The Average Number of 1’s in a Binary String of Length <span class="math">\(N\)</span>

Let’s use generating functions to count the average number of 1’s in a binary string of length \(N\).

Definitions

Let \(P\) be the set of all given binary strings.
Let \(p\in P\) be a given binary string.
Let \(|p|\) be the length of a binary string.
Let \(P_{N}=\) the number of binary strings of length N = \(2^{N}\).
Let \(cost(p)\) be the number of 1’s in \(p\).
Let \(P_{Nk}\) be the number of binary strings with \(|p|=N\) and \(cost(p)=k\). We know that \(P_{Nk}=\dbinom{N}{k}\).
\(P(z)=\sum_{N\ge0}P_{N}z^{N}=\sum_{N\ge0}2^{N}z^{N}=\frac{1}{1-2z}\)
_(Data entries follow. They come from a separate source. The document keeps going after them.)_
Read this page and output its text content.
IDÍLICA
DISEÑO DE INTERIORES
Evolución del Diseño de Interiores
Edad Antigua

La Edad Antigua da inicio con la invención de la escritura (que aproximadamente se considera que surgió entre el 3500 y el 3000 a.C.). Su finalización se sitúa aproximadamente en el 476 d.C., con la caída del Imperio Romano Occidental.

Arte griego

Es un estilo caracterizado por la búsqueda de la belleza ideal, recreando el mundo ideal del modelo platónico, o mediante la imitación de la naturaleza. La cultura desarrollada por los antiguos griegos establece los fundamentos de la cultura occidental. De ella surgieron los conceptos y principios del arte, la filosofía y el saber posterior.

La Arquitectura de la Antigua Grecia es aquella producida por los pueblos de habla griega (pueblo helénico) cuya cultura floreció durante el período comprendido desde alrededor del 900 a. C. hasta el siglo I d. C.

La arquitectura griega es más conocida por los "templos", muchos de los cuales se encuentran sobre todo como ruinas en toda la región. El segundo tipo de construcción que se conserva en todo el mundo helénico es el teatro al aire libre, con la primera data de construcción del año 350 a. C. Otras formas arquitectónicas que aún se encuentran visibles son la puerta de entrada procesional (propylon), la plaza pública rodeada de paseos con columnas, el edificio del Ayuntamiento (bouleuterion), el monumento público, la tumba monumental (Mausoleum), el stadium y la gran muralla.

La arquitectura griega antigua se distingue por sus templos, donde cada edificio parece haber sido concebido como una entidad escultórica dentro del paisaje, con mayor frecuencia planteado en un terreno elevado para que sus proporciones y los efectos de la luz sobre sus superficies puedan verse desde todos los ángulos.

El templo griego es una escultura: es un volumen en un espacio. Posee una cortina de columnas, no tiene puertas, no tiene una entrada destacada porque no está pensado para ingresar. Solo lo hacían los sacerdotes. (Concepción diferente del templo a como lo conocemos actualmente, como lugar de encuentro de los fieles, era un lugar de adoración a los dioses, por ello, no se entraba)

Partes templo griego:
The cumulative cost function is:

\begin{equation*} C(z)=\sum_{p\in P}cost(p)z^{|p|} \end{equation*}

Now we use an induction trick: Partition the binary string of length \(N\) into two cases: Strings that begin with 0 and strings that begin with 1.

Let’s restrict ourselves to strings of length \(N\):

\begin{equation*} C(z)=\sum_{|p|=N}cost(p)z^{|p|}=\sum_{|p|_{0}}cost(p)z^{|p|_{0}}+\sum_{|p|_{1}}cost(p)z^{|p|_{1}} \end{equation*}

where \(|p|_{0}\) is the set of all \(p\) of length \(N\) with a leading 0. \(|p|_{1}\) is defined similarly.
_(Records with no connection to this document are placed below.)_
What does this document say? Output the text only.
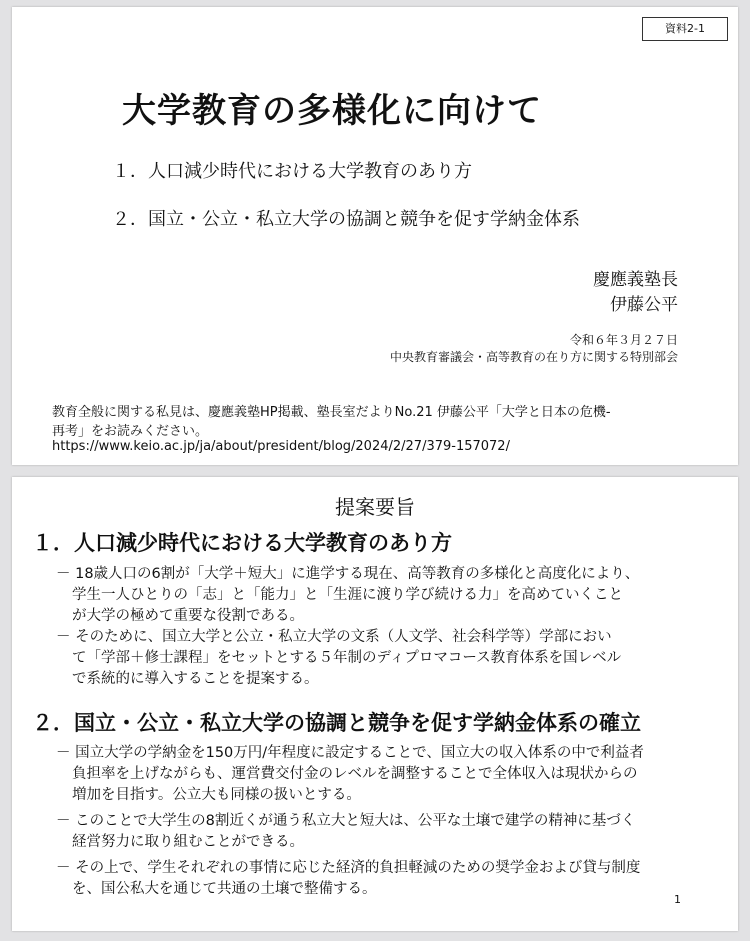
資料2-1
大学教育の多様化に向けて
１．人口減少時代における大学教育のあり方
２．国立・公立・私立大学の協調と競争を促す学納金体系
慶應義塾長
伊藤公平
令和６年３月２７日
中央教育審議会・高等教育の在り方に関する特別部会
教育全般に関する私見は、慶應義塾HP掲載、塾長室だよりNo.21 伊藤公平「大学と日本の危機-
再考」をお読みください。
https://www.keio.ac.jp/ja/about/president/blog/2024/2/27/379-157072/
提案要旨
１．人口減少時代における大学教育のあり方
－ 18歳人口の6割が「大学＋短大」に進学する現在、高等教育の多様化と高度化により、
学生一人ひとりの「志」と「能力」と「生涯に渡り学び続ける力」を高めていくこと
が大学の極めて重要な役割である。
－ そのために、国立大学と公立・私立大学の文系（人文学、社会科学等）学部におい
て「学部＋修士課程」をセットとする５年制のディプロマコース教育体系を国レベル
で系統的に導入することを提案する。
２．国立・公立・私立大学の協調と競争を促す学納金体系の確立
－ 国立大学の学納金を150万円/年程度に設定することで、国立大の収入体系の中で利益者
負担率を上げながらも、運営費交付金のレベルを調整することで全体収入は現状からの
増加を目指す。公立大も同様の扱いとする。
－ このことで大学生の8割近くが通う私立大と短大は、公平な土壌で建学の精神に基づく
経営努力に取り組むことができる。
－ その上で、学生それぞれの事情に応じた経済的負担軽減のための奨学金および貸与制度
を、国公私大を通じて共通の土壌で整備する。
1
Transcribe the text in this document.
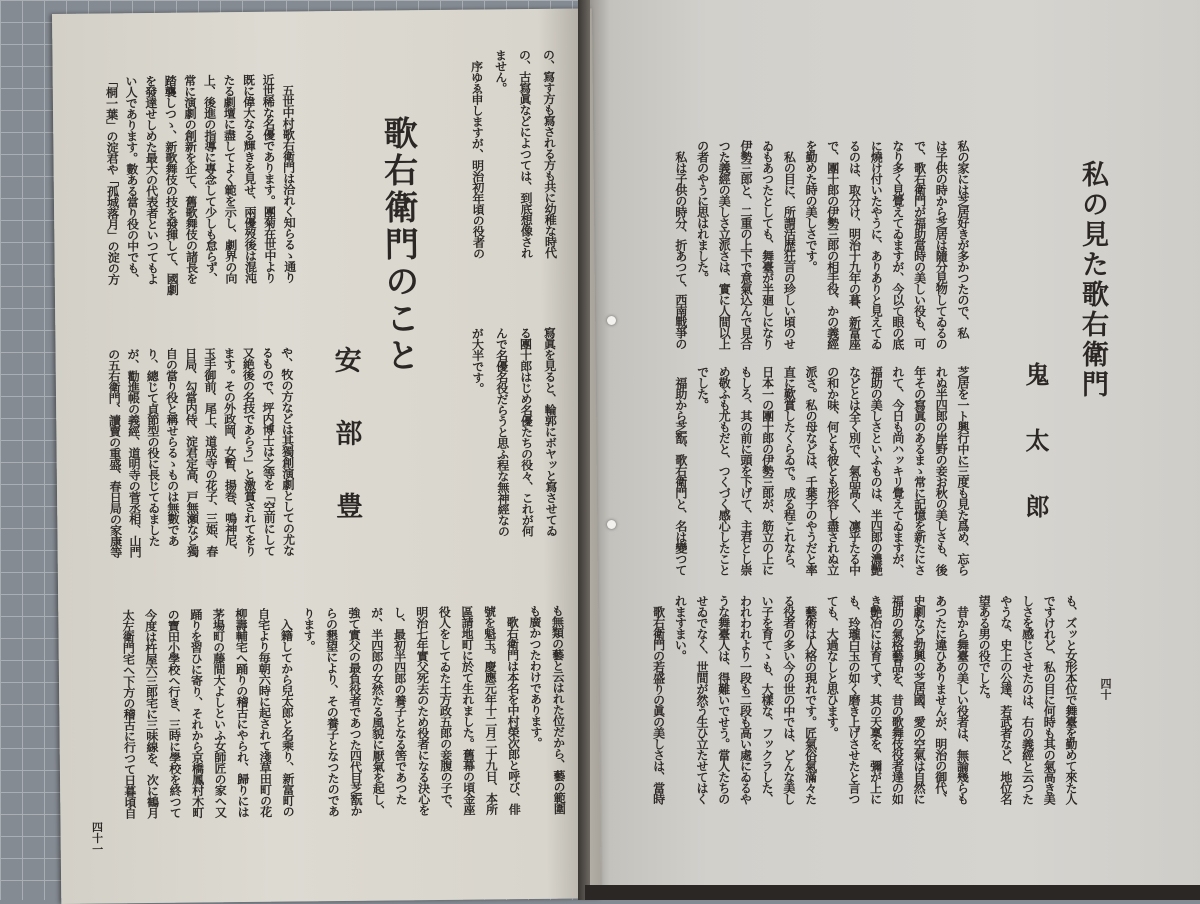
私の見た歌右衛門
鬼太郎
私の家には芝居好きが多かつたので、私
は子供の時から芝居は隨分見物してゐるの
で、歌右衛門が福助當時の美しい役も、可
なり多く見覺えてゐますが、今以て眼の底
に燒け付いたやうに、ありありと見えてゐ
るのは、取分け、明治十九年の暮、新富座
で、團十郎の伊勢三郎の相手役、かの義經
を勤めた時の美しさです。
　私の目に、所謂活歴狂言の珍しい頃のせ
ゐもあつたとしても、舞臺が半廻しになり
伊勢三郎と、二重の上下で意氣込んで見合
つた義經の美しさ立派さは、實に人間以上
の者のやうに思はれました。
　私は子供の時分、折あつて、西南戰爭の
芝居を一ト興行中に三度も見た爲め、忘ら
れぬ半四郎の岸野の妾お秋の美しさも、後
年その寫眞のあるまゝ常に記憶を新たにさ
れて、今日も尚ハッキリ覺えてゐますが、
福助の美しさといふものは、半四郎の濃艶
などとは全く別で、氣品高く、凛乎たる中
の和か味、何とも彼とも形容し盡されぬ立
派さ。私の母などは、千葉子のやうだと率
直に歎賞したくらゐで。成る程これなら、
日本一の團十郎の伊勢三郎が、筋立の上に
もしろ、其の前に頭を下げて、主君とし崇
め敬ふも尤もだと、つくづく感心したこと
でした。
　福助から芝翫、歌右衛門と、名は變つて
も、ズッと女形本位で舞臺を勤めて來た人
ですけれど、私の目に何時も其の氣高き美
しさを感じさせたのは、右の義經と云つた
やうな、史上の公達、若武者など、地位名
望ある男の役でした。
　昔から舞臺の美しい役者は、無論幾らも
あつたに違ひありませんが、明治の御代、
史劇など勃興の芝居國、愛の空氣は自然に
福助の氣格藝品を、昔の歌舞伎役者達の如
き艶冶には育てず、其の天稟を、彌が上に
も、玲瓏白玉の如く磨き上げさせたと言つ
ても、大過なしと思ひます。
　藝術は人格の現れです。匠氣俗氣滿々た
る役者の多い今の世の中では、どんな美し
い子を育てゝも、大樣な、フックラした、
われわれより一段も二段も高い處にゐるや
うな舞臺人は、得難いでせう。當人たちの
せゐでなく、世間が然う生ひ立たせてはく
れますまい。
　歌右衛門の若盛りの眞の美しさは、當時	四十
の、寫す方も寫される方も共に幼稚な時代
の、古寫眞などによつては、到底想像され
ません。
　序ゆゑ申しますが、明治初年頃の役者の
歌右衛門のこと
安部豊
　五世中村歌右衛門は洽れく知らるゝ通り
近世稀な名優であります。團菊在世中より
既に偉大なる輝きを見せ、兩優歿後は混沌
たる劇壇に盡してよく範を示し、劇界の向
上、後進の指導に專念して少しも怠らず、
常に演劇の創新を企て、舊歌舞伎の諸長を
踏襲しつゝ、新歌舞伎の技を發揮して、國劇
を發達せしめた最大の代表者といつてもよ
い人であります。數ある當り役の中でも、
「桐一葉」の淀君や「孤城落月」の淀の方
寫眞を見ると、輪郭にボヤッと寫させてゐ
る團十郎はじめ名優たちの役々、これが何
んで名優名役だらうと思ふ程な無神經なの
が大半です。
や、牧の方などは其獨創演劇としての尤な
るもので、坪内博士は之等を「空前にして
又絶後の名技であらう」と激賞されてをり
ます。その外政岡、女暫、揚巻、鳴神尼、
玉手御前、尾上、道成寺の花子、三姫、春
日局、勾當内侍、淀君定高、戸無瀬など獨
自の當り役と稱せらるゝものは無數であ
り、總じて貞節型の役に長じてゐました
が、勸進帳の義經、道明寺の菅丞相、山門
の五右衛門、讀賣の重盛、春日局の家康等
も無類の藝と云はれた位だから、藝の範圍
も廣かつたわけであります。
　歌右衛門は本名を中村榮次郎と呼び、俳
號を魁玉。慶應元年十二月二十九日、本所
區請地町に於て生れました。舊幕の頃金座
役人をしてゐた土方政五郎の妾腹の子で、
明治七年實父死去のため役者になる決心を
し、最初半四郎の養子となる筈であつた
が、半四郎の女然たる風貌に厭氣を起し、
強て實父の最負役者であつた四代目芝翫か
らの懇望により、その養子となつたのであ
ります。
　入籍してから兒太郎と名乘り、新富町の
自宅より毎朝六時に起されて淺草田町の花
柳壽輔宅へ踊りの稽古にやられ、歸りには
茅場町の藤間大よしといふ女師匠の家へ又
踊りを習ひに寄り、それから京橋鳳村木町
の寶田小學校へ行き、三時に學校を終つて
今度は杵屋六三郎宅に三味線を、次に鶴月
太左衛門宅へ下方の稽古に行つて日暮頃自
四十一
The thing about \(|p|_{1}\) is that its cost is \(1+cost(p')\) where \(p'\) is the string of length \(N-1\) after removing the leading bit. With \(|p|_{0}\), its cost is simply \(cost(p')\).

Also, we realize that if we look at all the elements in \(|p|_{0}\) after stripping the leading bit, we get the same elements as \(|p|_{1}\) after doing the same. So we can replace the sum with \(\sum_{|p'|=N-1}\).

We end up with

\begin{equation*} C(z)=\sum_{p}cost(p)z^{|p|}=\sum_{p'}(1 + 2cost(p'))z^{|p'|+1} \end{equation*}

\begin{equation*} C(z)=zP(z)+2zC(z) \end{equation*}

Solving, we get:

\begin{equation*} C(z)=\frac{z}{\left(1-2z\right)^{2}}=\frac{1}{2}z\frac{dP}{dz} \end{equation*}

\begin{equation*} C(z)=\sum_{N\ge0}N2^{N-1}z^{N} \end{equation*}

This gives us the average:

\begin{equation*} C(z)=\frac{N2^{N-1}}{2^{N}}=\frac{N}{2} \end{equation*}

Alternative Approach

We could have written down the cost directly:

\begin{equation*} C_{N}=\sum_{k\ge0}kP_{Nk}=\sum_{k\ge0}k\dbinom{N}{k}=N2^{N-1} \end{equation*}

If we had not proved this sum already, you could simply use the derivation in the current page as a means to get this identity.